La qualité de la recherche, un enjeu du processus de Bologne souvent oublié

Au cours des 25 dernières années, les discussions sur l'assurance qualité externe au niveau européen se sont principalement concentrées sur la formation, en dépit des mises en garde des ministres de l'Espace européen de l'enseignement supérieur (EEES), dans le cadre du processus de Bologne, selon lesquels « les efforts pour introduire les changements structurels et améliorer la qualité de l’enseignement ne devraient pas porter atteinte à l’effort visant à renforcer la recherche et l’innovation.

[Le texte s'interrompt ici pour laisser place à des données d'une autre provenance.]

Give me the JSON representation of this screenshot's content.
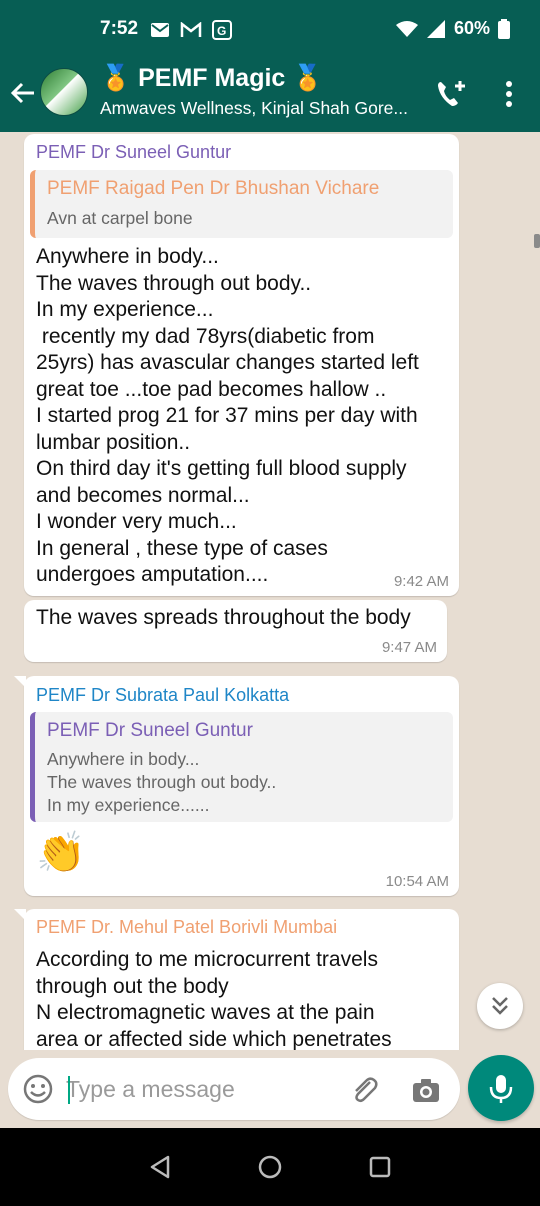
{
  "status_bar": {
    "time": "7:52",
    "battery": "60%"
  },
  "header": {
    "title": "PEMF Magic",
    "subtitle": "Amwaves Wellness, Kinjal Shah Gore..."
  },
  "messages": [
    {
      "sender": "PEMF Dr Suneel Guntur",
      "sender_color": "#7b5fb5",
      "quote": {
        "name": "PEMF Raigad Pen Dr Bhushan Vichare",
        "name_color": "#f0a071",
        "text": [
          "Avn at carpel bone"
        ]
      },
      "text": [
        "Anywhere in body...",
        "The waves through out body..",
        "In my experience...",
        " recently my dad 78yrs(diabetic from",
        "25yrs) has avascular changes started left",
        "great toe ...toe pad becomes hallow ..",
        "I started prog 21 for 37 mins per day with",
        "lumbar position..",
        "On third day it's getting full blood supply",
        "and becomes normal...",
        "I wonder very much...",
        "In general , these type of cases",
        "undergoes amputation...."
      ],
      "time": "9:42 AM"
    },
    {
      "text": [
        "The waves spreads throughout the body"
      ],
      "time": "9:47 AM"
    },
    {
      "sender": "PEMF Dr Subrata Paul Kolkatta",
      "sender_color": "#1f86c7",
      "quote": {
        "name": "PEMF Dr Suneel Guntur",
        "name_color": "#7b5fb5",
        "text": [
          "Anywhere in body...",
          "The waves through out body..",
          "In my experience......"
        ]
      },
      "emoji": "👏",
      "time": "10:54 AM"
    },
    {
      "sender": "PEMF Dr. Mehul Patel Borivli Mumbai",
      "sender_color": "#f0a071",
      "text": [
        "According to me microcurrent travels",
        "through out the body",
        "N electromagnetic waves at the pain",
        "area or affected side which penetrates"
      ]
    }
  ],
  "input": {
    "placeholder": "Type a message"
  },
  "colors": {
    "header": "#075e54",
    "accent": "#00897b",
    "chat_bg": "#e7ddd2"
  },
  "icons": [
    "back-arrow-icon",
    "medal-icon",
    "add-call-icon",
    "more-vert-icon",
    "emoji-icon",
    "attach-icon",
    "camera-icon",
    "mic-icon",
    "double-chevron-down-icon",
    "nav-back-icon",
    "nav-home-icon",
    "nav-recents-icon",
    "wifi-icon",
    "signal-icon",
    "battery-icon",
    "mail-icon",
    "gmail-icon",
    "translate-icon"
  ]
}
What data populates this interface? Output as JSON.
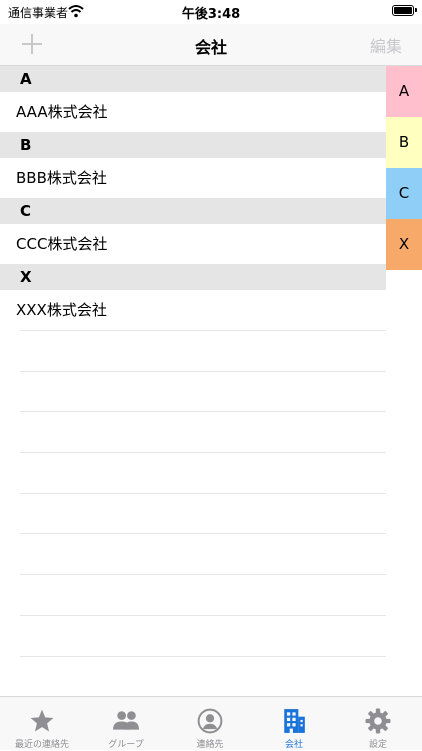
{
  "status_bar": {
    "carrier": "通信事業者",
    "time": "午後3:48"
  },
  "nav": {
    "title": "会社",
    "edit_label": "編集"
  },
  "sections": [
    {
      "header": "A",
      "company": "AAA株式会社"
    },
    {
      "header": "B",
      "company": "BBB株式会社"
    },
    {
      "header": "C",
      "company": "CCC株式会社"
    },
    {
      "header": "X",
      "company": "XXX株式会社"
    }
  ],
  "index_tabs": [
    {
      "label": "A",
      "color": "#ffbfcc"
    },
    {
      "label": "B",
      "color": "#ffffbf"
    },
    {
      "label": "C",
      "color": "#8fcff7"
    },
    {
      "label": "X",
      "color": "#f6a968"
    }
  ],
  "tab_bar": {
    "items": [
      {
        "label": "最近の連絡先",
        "icon": "star-icon"
      },
      {
        "label": "グループ",
        "icon": "people-icon"
      },
      {
        "label": "連絡先",
        "icon": "contact-icon"
      },
      {
        "label": "会社",
        "icon": "building-icon"
      },
      {
        "label": "設定",
        "icon": "gear-icon"
      }
    ],
    "active_index": 3,
    "active_color": "#1a73d9",
    "inactive_color": "#8e8e93"
  }
}
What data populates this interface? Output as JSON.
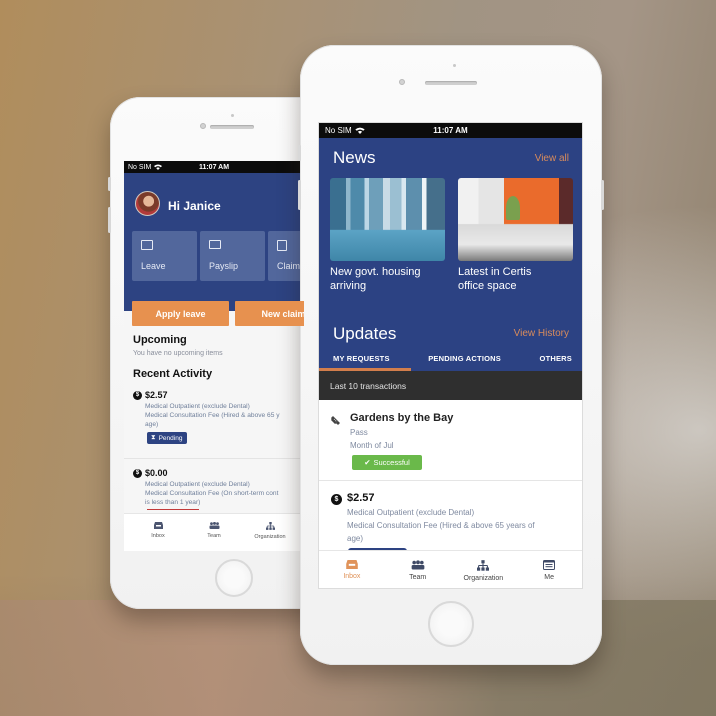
{
  "colors": {
    "header_blue": "#2c4283",
    "accent_orange": "#e7914f",
    "success_green": "#6ab94a",
    "dark_banner": "#2f2f2f"
  },
  "back_phone": {
    "status_bar": {
      "carrier": "No SIM",
      "time": "11:07 AM",
      "wifi_icon": "wifi-icon"
    },
    "greeting": "Hi Janice",
    "tiles": [
      {
        "label": "Leave",
        "icon": "calendar-icon"
      },
      {
        "label": "Payslip",
        "icon": "payslip-icon"
      },
      {
        "label": "Claim",
        "icon": "claim-icon"
      }
    ],
    "pager": {
      "pages": 2,
      "active": 1
    },
    "actions": [
      {
        "label": "Apply leave"
      },
      {
        "label": "New claim"
      }
    ],
    "upcoming": {
      "title": "Upcoming",
      "empty_text": "You have no upcoming items"
    },
    "recent_activity": {
      "title": "Recent Activity",
      "items": [
        {
          "amount": "$2.57",
          "line1": "Medical Outpatient (exclude Dental)",
          "line2": "Medical Consultation Fee (Hired & above 65 y",
          "line3": "age)",
          "status": "Pending"
        },
        {
          "amount": "$0.00",
          "line1": "Medical Outpatient (exclude Dental)",
          "line2": "Medical Consultation Fee (On short-term cont",
          "line3": "is less than 1 year)"
        }
      ]
    },
    "tabbar": [
      {
        "label": "Inbox",
        "icon": "inbox-icon"
      },
      {
        "label": "Team",
        "icon": "team-icon"
      },
      {
        "label": "Organization",
        "icon": "organization-icon"
      }
    ]
  },
  "front_phone": {
    "status_bar": {
      "carrier": "No SIM",
      "time": "11:07 AM",
      "wifi_icon": "wifi-icon"
    },
    "news": {
      "title": "News",
      "view_all": "View all",
      "cards": [
        {
          "caption_line1": "New govt. housing",
          "caption_line2": "arriving",
          "image": "city-buildings-photo"
        },
        {
          "caption_line1": "Latest in Certis",
          "caption_line2": "office space",
          "image": "office-interior-photo"
        }
      ]
    },
    "updates": {
      "title": "Updates",
      "view_history": "View History",
      "tabs": [
        {
          "label": "MY REQUESTS",
          "active": true
        },
        {
          "label": "PENDING ACTIONS",
          "active": false
        },
        {
          "label": "OTHERS",
          "active": false
        }
      ],
      "banner": "Last 10 transactions",
      "items": [
        {
          "icon": "ticket-icon",
          "title": "Gardens by the Bay",
          "sub1": "Pass",
          "sub2": "Month of Jul",
          "status": "Successful"
        },
        {
          "icon": "dollar-icon",
          "amount": "$2.57",
          "line1": "Medical Outpatient (exclude Dental)",
          "line2": "Medical Consultation Fee (Hired & above 65 years of",
          "line3": "age)"
        }
      ]
    },
    "tabbar": [
      {
        "label": "Inbox",
        "icon": "inbox-icon",
        "active": true
      },
      {
        "label": "Team",
        "icon": "team-icon",
        "active": false
      },
      {
        "label": "Organization",
        "icon": "organization-icon",
        "active": false
      },
      {
        "label": "Me",
        "icon": "profile-card-icon",
        "active": false
      }
    ]
  }
}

Par conséquent, nous mettons l’accent sur l’importance de la recherche et de la formation à la recherche pour maintenir et améliorer la qualité de l’EEES ainsi que pour renforcer la compétitivité et l’attractivité de celui-ci » (communiqué de Bergen, 2005).

L’assurance qualité externe de la recherche est une pratique plurielle mais répandue dans l’Espace européen d’enseignement supérieur

C'est dans ce contexte qu’un groupe de travail de l'ENQA composé de 16 agences et co-présidé par le Hcéres et UKÄ, a étudié le sujet de l'assurance qualité externe (AQE) de la recherche dans les établissements d'enseignement supérieur, aux niveaux institutionnels, des formations et des unités de recherche. Le rapport publié en mars 2025 montre qu’il y a peu de littérature sur le sujet et que l’AQE de la recherche est souvent confondue avec l'évaluation de la recherche (au sens de research assessment) visant à évaluer les produits de la recherche. Cette étude a défini le concept d'AQE de la recherche comme "un terme global faisant référence à un processus régulier d’évaluation (suivi, garantie, maintien et amélioration) de la qualité de l'environnement de la recherche dans les établissements d’enseignement supérieur, y compris son interrelation avec les missions de formation et d'impact sociétal des établissements d’enseignement supérieur".

 

Agences membres du groupe de travail de l’ENQA sur l’AQE de la recherche

A3ES (Portugal), ACSUCYL (Castilla y Leon - Espagne), ANVUR (Italie), AQ Autriche, ANQA (Arménie), ASHE (Croatie), CTI (France), EQ-Arts, evalag (Allemagne), HAKA (Estonie), Hcéres (France), IAQA (Islande), MAB (Hongrie), NCEQE (Géorgie), THEQC (Turquie), UKÄ (Suède).

 

Le rapport présente les principales tendances liées à l'AQE de la recherche qui ont été identifiées grâce à une enquête par questionnaire et entretiens et fournit aux agences des pistes de réflexion pour développer ou mettre en œuvre l'AQE de la recherche. Sur les 59 agences ayant répondu au questionnaire, 42 ont déclaré être déjà impliquées dans l'AQE de la recherche, la plupart l’effectuent au niveau institutionnel et de formation et, dans une moindre mesure, au niveau des unités de recherche. Cependant, étant donné que les Références et lignes directrices pour l’assurance qualité dans l’Espace européen d’enseignement supérieur (ESG) ne prennent que très peu en compte la dimension recherche, les pratiques des agences sont plus diversifiées et hétérogènes que pour l’assurance qualité de la formation. Les référentiels d’évaluation des agences couvrent généralement les aspects suivants, regroupés en trois thèmes principaux :

  • Aspects généraux de la gestion et de la politique de la recherche : organisation et gestion de la recherche ; politique et stratégie de recherche ; politique d'assurance qualité pour la recherche ;
  • Environnement de recherche : infrastructure de recherche, bibliothèques et archives ; collaboration et apprentissage mutuel avec d'autres organismes engagés dans la recherche ;
  • Liens entre la recherche et la formation : impact de la recherche sur la formation ; implication des chercheurs dans les activités d'enseignement.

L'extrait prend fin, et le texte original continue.